Born: December 13, 1960;

Died: April 14, 2021.

PAMELA Wilson had worked as a personal assistant for the renowned hotelier and restaurateur Ken McCulloch, and as a part-time secretary in The Observer’s Scottish office, before she applied for a job at the Glasgow Herald.

The Herald was a busy place when Pamela arrived at its offices at 195 Albion Street, some thirty years ago: Arnold Kemp was the editor, Harry Reid his deputy, and the newsroom over which they presided was, in the finest traditions of the trade, a virtually unceasing hive of activity. It was, as Pamela’s husband, Roderick, recalls, a truly vibrant office.

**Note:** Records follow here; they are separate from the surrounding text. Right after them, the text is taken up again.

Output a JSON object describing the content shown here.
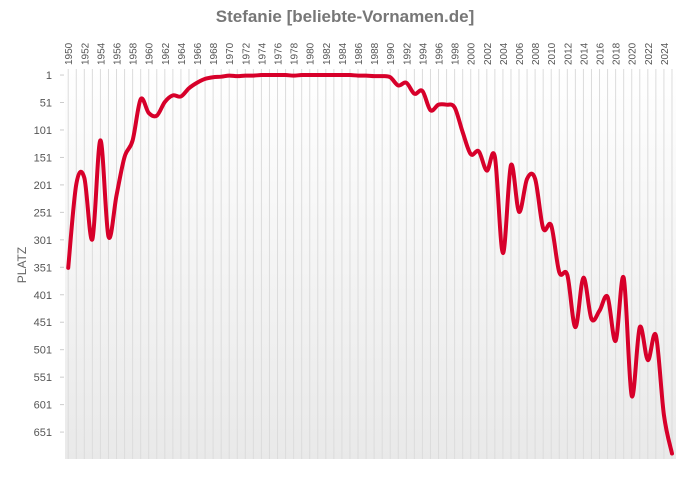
{
  "chart_data": {
    "type": "line",
    "title": "Stefanie [beliebte-Vornamen.de]",
    "y_label": "PLATZ",
    "x": [
      1950,
      1951,
      1952,
      1953,
      1954,
      1955,
      1956,
      1957,
      1958,
      1959,
      1960,
      1961,
      1962,
      1963,
      1964,
      1965,
      1966,
      1967,
      1968,
      1969,
      1970,
      1971,
      1972,
      1973,
      1974,
      1975,
      1976,
      1977,
      1978,
      1979,
      1980,
      1981,
      1982,
      1983,
      1984,
      1985,
      1986,
      1987,
      1988,
      1989,
      1990,
      1991,
      1992,
      1993,
      1994,
      1995,
      1996,
      1997,
      1998,
      1999,
      2000,
      2001,
      2002,
      2003,
      2004,
      2005,
      2006,
      2007,
      2008,
      2009,
      2010,
      2011,
      2012,
      2013,
      2014,
      2015,
      2016,
      2017,
      2018,
      2019,
      2020,
      2021,
      2022,
      2023,
      2024,
      2025
    ],
    "series": [
      {
        "name": "Stefanie",
        "color": "#d7002a",
        "values": [
          352,
          200,
          188,
          300,
          120,
          295,
          220,
          150,
          120,
          45,
          70,
          75,
          50,
          38,
          40,
          25,
          15,
          8,
          5,
          4,
          2,
          3,
          2,
          2,
          1,
          1,
          1,
          1,
          2,
          1,
          1,
          1,
          1,
          1,
          1,
          1,
          2,
          2,
          3,
          3,
          5,
          20,
          15,
          35,
          30,
          65,
          55,
          55,
          60,
          105,
          145,
          140,
          175,
          150,
          325,
          165,
          250,
          190,
          190,
          280,
          275,
          360,
          365,
          460,
          370,
          445,
          430,
          405,
          485,
          370,
          585,
          460,
          520,
          475,
          620,
          690
        ]
      }
    ],
    "xlim": [
      1949.6,
      2025.5
    ],
    "ylim": [
      -10,
      700
    ],
    "y_inverted": true,
    "xticks": [
      1950,
      1952,
      1954,
      1956,
      1958,
      1960,
      1962,
      1964,
      1966,
      1968,
      1970,
      1972,
      1974,
      1976,
      1978,
      1980,
      1982,
      1984,
      1986,
      1988,
      1990,
      1992,
      1994,
      1996,
      1998,
      2000,
      2002,
      2004,
      2006,
      2008,
      2010,
      2012,
      2014,
      2016,
      2018,
      2020,
      2022,
      2024
    ],
    "yticks": [
      1,
      51,
      101,
      151,
      201,
      251,
      301,
      351,
      401,
      451,
      501,
      551,
      601,
      651
    ],
    "grid": true
  }
}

Pamela, who has died at the age of 60 after suffering from a rare form of lung cancer, managed to be the secretary to not one but two of the Herald’s departments, business and sport, working for such distinguished names as R.E. Dundas, Alf Young, and sports editor Eddie Rodger and his staff.

“She was very polished and refined for what was at times a fairly robust newsroom atmosphere”, one former colleague recalls with affection. “She was always immaculately dressed and proper in her speech.

“She was very good at handling the occasional difficult caller to the business and sports desks. She was calm and unruffled and never let anything get to her. She was very sociable, too”.

Alf Young himself recalls: “Assisting department heads as contrasting as Ronald Dundas and Ronnie Anderson could not have been easy. But she handled the mostly male journalists on both desks with a quiet but determined finesse.

“I also remember her quiet but calm assurance on days when the news was big and fast-moving and tempers were fraying as deadlines approached”.

“She loved her job there”, Roderick says of her 12 years’ service. “The Herald was a very big part of her career and, over a glass of wine at night, she would talk with affection of her colleagues and the stories they worked on”.

Alex Salmond used to file a column to the paper, and it was Pamela, recalls Roderick, who would take his words down by telephone. She also remembered visits to Albion Street by the colourful tycoon R.W. ‘Tiny’ Rowland, when his company, Lonrho, owned the newspaper.

Pamela was born to Andrew and Rae Mitchell, who lived on Menock Road, in the King’s Park area of Glasgow. Her maternal grandmother was a cousin of Sir Alexander Fleming; her father was a retail dairy farmer, with a family-run farm in Rutherglen.

Pamela played on the farm with her sisters, Alison and Fiona, and on Friday evenings she collected the milk money from her King’s Park neighbours.

She was educated at King’s Park primary and, from the age of 12, at the Park School for Girls, where she became deputy head girl.

She spent a year doing secretarial studies at Galashiels College before embarking on her career as a PA, starting with Hewden Stuart, the plant-hire firm, and then with Ken McCulloch, who in later years would become known as the éminence grise of the Scottish hospitality industry.

Eventually she took on a part-time job at the Observer office before arriving at the Herald.

Her next employer after she left the newspaper was ScottishPower, where she was PA to the main board of directors, and enjoyed a three-day working week.

She then moved to Learndirect Scotland, having been brought on board by Frank Pignatelli, a former director of education in Strathclyde.

She subsequently worked for Glasgow Housing Association, responsible for the paperwork relating to a sheltered housing unit on the Southside. Once, spotting that an elderly resident was looking unwell, she summoned an ambulance; the old lady suffered a number of heart attacks en route to hospital, but eventually made a full recovery.

Her final place of work was at the logistics group of W.H. Malcolm, as PA to managing director Andrew Malcolm, a family friend.

She met Roderick Wilson, her husband-to-be, in a Glasgow wine bar in 1982, having been introduced by none other than Ken McCulloch. They were married in August 1985, in Old Cathcart Parish Church. They bought a 20-acre farm in Howwood, Renfrewshire, where over three years they painstakingly renovated three listed buildings. “She loved her time on the farm”, he recalls.

Pamela died peacefully in Inverclyde Royal Hospital on April 14. The funeral took place at the end of the month at Clyde Coast and Garnock Valley Crematorium.

“She was a very kind person”, Roderick adds. “She spent a lot of time with her four nieces, all of whom were very important to her.

“She was a great cook, and she enjoyed walking her dogs on the farm.

“We took holidays on Skye over twenty or thirty years, and often visited Mull and other islands. For her fiftieth birthday I bought her an Old English Sheepdog, and she doted on him”.

Pamela remained friends with many of the people she met while working for McCulloch, but her favourite job was with The Herald.

“She said it was such a vibrant place”, recalled Roderick. “It was the best time of her secretarial career. It was colourful and busy, and for her there was never a dull moment – not one in all the years she was there”.